Le plan signé est votre référence
Le professionnel ne peut pas simplement répondre que « c’est normal » si le résultat s’écarte du devis, du plan technique ou des caractéristiques convenues. Vérifiez les dimensions, les coloris, le nombre d’éléments, l’emplacement des appareils et les prestations incluses dans la facture. Un défaut difficile à démontrer visuellement devient beaucoup plus clair lorsqu’il est comparé à un document contractuel précis.
Les premières démarches qui protègent votre dossier
Avant de réclamer un remboursement, je recommande de constituer un dossier simple mais rigoureux. Prenez des photographies datées de chaque problème, une vue générale de la cuisine et plusieurs gros plans avec un mètre ou un niveau lorsque cela aide à mesurer le défaut.
Rassemblez ensuite le devis accepté, le bon de commande, le plan d’implantation, la facture, le bon de livraison et les échanges avec le vendeur ou le poseur. Si vous avez émis des réserves lors de la réception, joignez également le document concerné.

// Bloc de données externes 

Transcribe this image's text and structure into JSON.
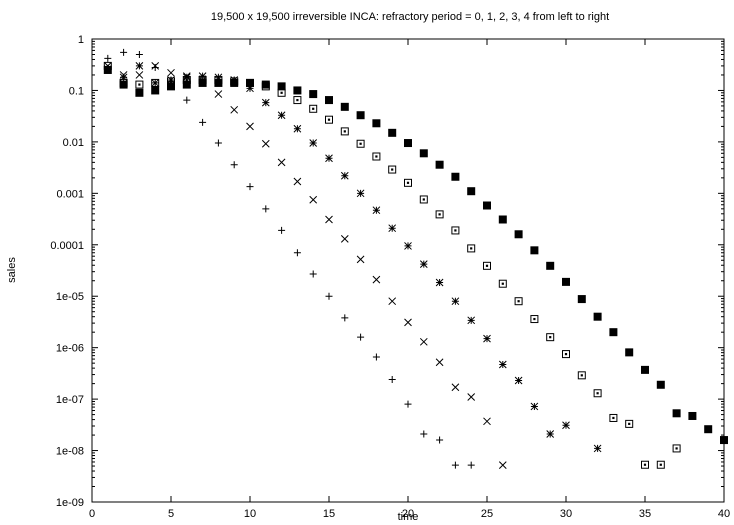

Les messages téléphoniques sont difficiles à prouver, alors confirmez chaque conversation importante par courriel.
Ne signez pas une réception sans réserves
Si la pose n’est pas terminée ou si des défauts sont visibles, détaillez-les sur le procès-verbal, le bon de fin de travaux ou tout document présenté par l’entreprise. Écrire « sous réserve de vérification » est souvent trop vague. Il vaut mieux préciser « façade du meuble sous évier rayée », « plan de travail non conforme au plan signé » ou « fuite constatée sur le raccordement ».
Si vous avez déjà signé sans réserve, votre dossier n’est pas forcément perdu. Les défauts cachés ou apparus après la pose peuvent encore être invoqués, mais il faudra les documenter davantage. Évitez surtout de démonter vous-même la cuisine avant d’avoir permis au professionnel de constater les désordres, sauf urgence liée à la sécurité ou à un dégât des eaux.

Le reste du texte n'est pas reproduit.